Adding to what @mickp said: we're redirect the logs to devnull, can you change it to some filepath (writable) and check if there's some hints there?

iandobbie commented 1 year ago

Are we sure this isn't a license issue? The SDK does require a license file to work.

edwardando commented 1 year ago

It's not a license issue, this we've checked carefully. OK we'll look into the firmware version...

iandobbie commented 1 year ago

Is there any way to borrow a windows machine and test on that. The system is usb so a loan of a laptop might help. I suggest this as the current code works well on the Diamond system and was definitely working on the Oxford one when I left 18 months ago. These both use windows and that dll. I know this may not suit your purposes but should so that the firmware etc are genarlaly working.

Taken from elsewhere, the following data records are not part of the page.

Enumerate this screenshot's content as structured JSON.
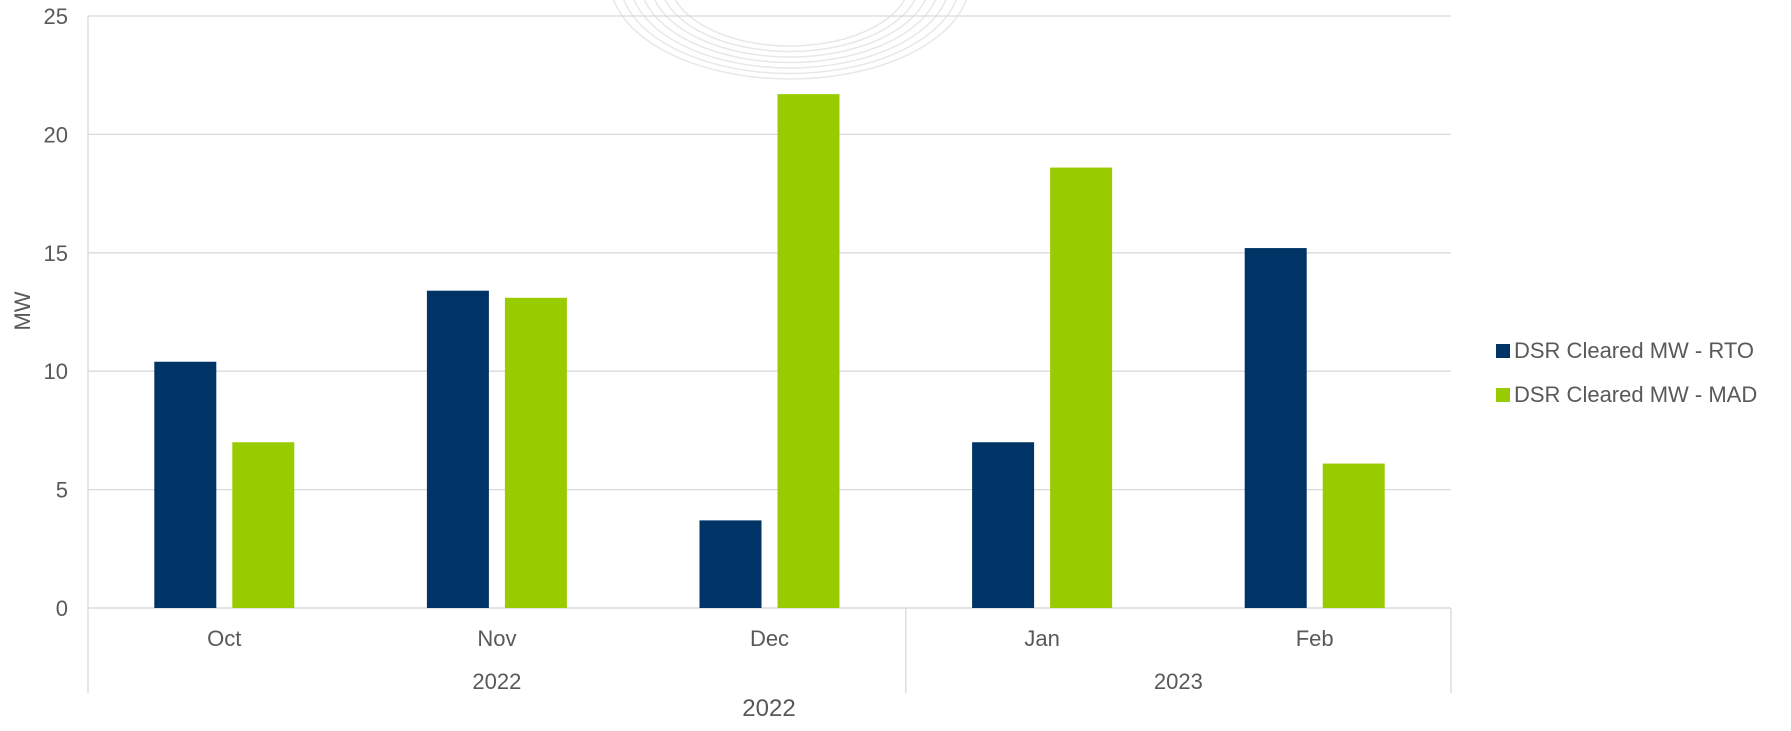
{
  "chart_data": {
    "type": "bar",
    "categories": [
      "Oct",
      "Nov",
      "Dec",
      "Jan",
      "Feb"
    ],
    "year_groups": [
      {
        "label": "2022",
        "span": [
          "Oct",
          "Nov",
          "Dec"
        ]
      },
      {
        "label": "2023",
        "span": [
          "Jan",
          "Feb"
        ]
      }
    ],
    "x_outer_label": "2022",
    "ylabel": "MW",
    "ylim": [
      0,
      25
    ],
    "yticks": [
      0,
      5,
      10,
      15,
      20,
      25
    ],
    "grid": true,
    "legend_position": "right",
    "series": [
      {
        "name": "DSR Cleared MW - RTO",
        "color": "#003366",
        "values": [
          10.4,
          13.4,
          3.7,
          7.0,
          15.2
        ]
      },
      {
        "name": "DSR Cleared MW - MAD",
        "color": "#99CC00",
        "values": [
          7.0,
          13.1,
          21.7,
          18.6,
          6.1
        ]
      }
    ]
  }
}
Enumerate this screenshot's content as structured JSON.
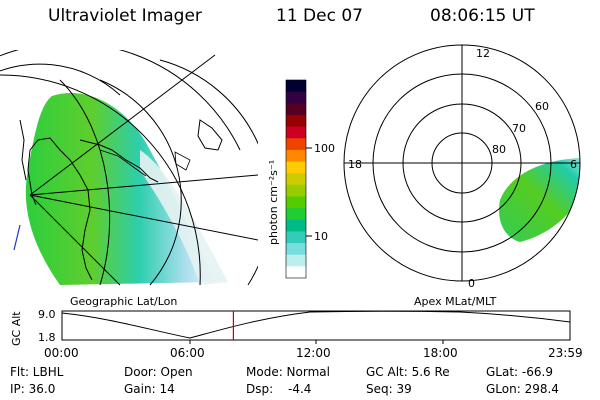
{
  "header": {
    "instrument": "Ultraviolet Imager",
    "date": "11 Dec 07",
    "time": "08:06:15 UT"
  },
  "geo_panel": {
    "caption": "Geographic Lat/Lon"
  },
  "mag_panel": {
    "caption": "Apex MLat/MLT",
    "mlt_labels": {
      "top": "12",
      "left": "18",
      "right": "6",
      "bottom": "0"
    },
    "lat_labels": [
      "60",
      "70",
      "80"
    ]
  },
  "colorbar": {
    "label": "photon cm⁻²s⁻¹",
    "ticks": [
      "100",
      "10"
    ],
    "colors": [
      "#000033",
      "#330044",
      "#550022",
      "#990000",
      "#cc0022",
      "#ee4400",
      "#ff8800",
      "#ffcc00",
      "#cccc00",
      "#99cc00",
      "#55cc00",
      "#22cc33",
      "#00bb88",
      "#33ccbb",
      "#77dddd",
      "#bbeeee",
      "#ffffff"
    ]
  },
  "altitude_plot": {
    "ylabel": "GC Alt",
    "yticks": [
      "9.0",
      "1.8"
    ],
    "xticks": [
      "00:00",
      "06:00",
      "12:00",
      "18:00",
      "23:59"
    ],
    "current_marker_hours": 8.1
  },
  "footer": {
    "row1": [
      "Flt: LBHL",
      "Door: Open",
      "Mode: Normal",
      "GC Alt: 5.6 Re",
      "GLat: -66.9"
    ],
    "row2": [
      "IP: 36.0",
      "Gain: 14",
      "Dsp:",
      "-4.4",
      "Seq: 39",
      "GLon: 298.4"
    ]
  }
}
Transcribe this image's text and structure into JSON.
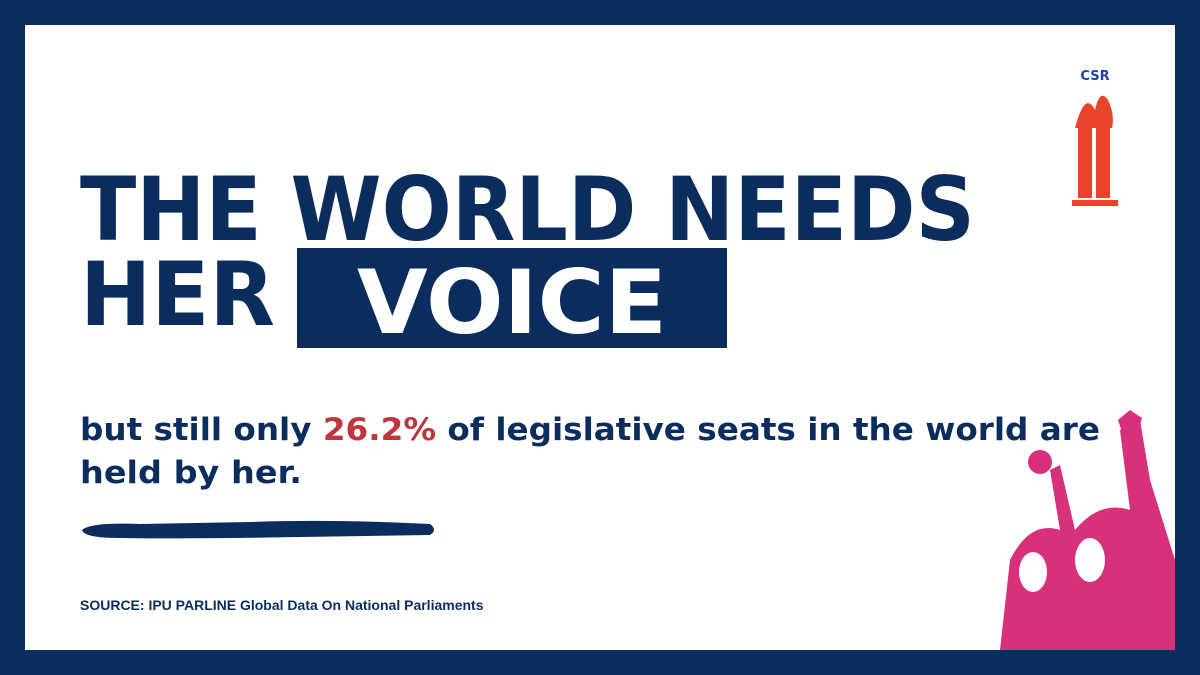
{
  "headline": {
    "line1": "THE WORLD NEEDS",
    "line2": "HER",
    "highlight": "VOICE"
  },
  "body": {
    "before": "but still only ",
    "stat": "26.2%",
    "after_line1": " of legislative seats in the world are",
    "line2": "held by her."
  },
  "logo": {
    "text": "CSR"
  },
  "source": "SOURCE: IPU PARLINE Global Data On National Parliaments"
}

edwardando commented 1 year ago

I have borrowed a windows machine and confirmed that I can drive the stage. The state of affairs is as follows:

stack smashing detected ***: terminated Aborted

Is this normal?

carandraug commented 1 year ago

The UID being required is normal. in the case of Ubuntu we don't know whether that is normal since we never tested in Linux:

https://github.com/python-microscope/microscope/blob/a921847ae80d51d451a2e73af3b68070479c42b2/microscope/stages/linkam.py#L979

However, it is certainly not the desired outcome. I do not have access to a Linkam stage to fix that. Now do you know it should work in Windows, if you could fix it to work in Linux too that would be great.

edwardando commented 1 year ago

sure, but debugging a segfault like this is quite hard, I don't know where to start...

carandraug commented 1 year ago

I recommend creating a minimal example using ctypes only and without Python-Microscope. The script shouldn't be too long since there's a lot of stuff you won't need (such as setting all the callbacks and adding device settings) and you can mostly copy and paste from Python-Microscope. I would work from there to identify what it is that we're doing wrong.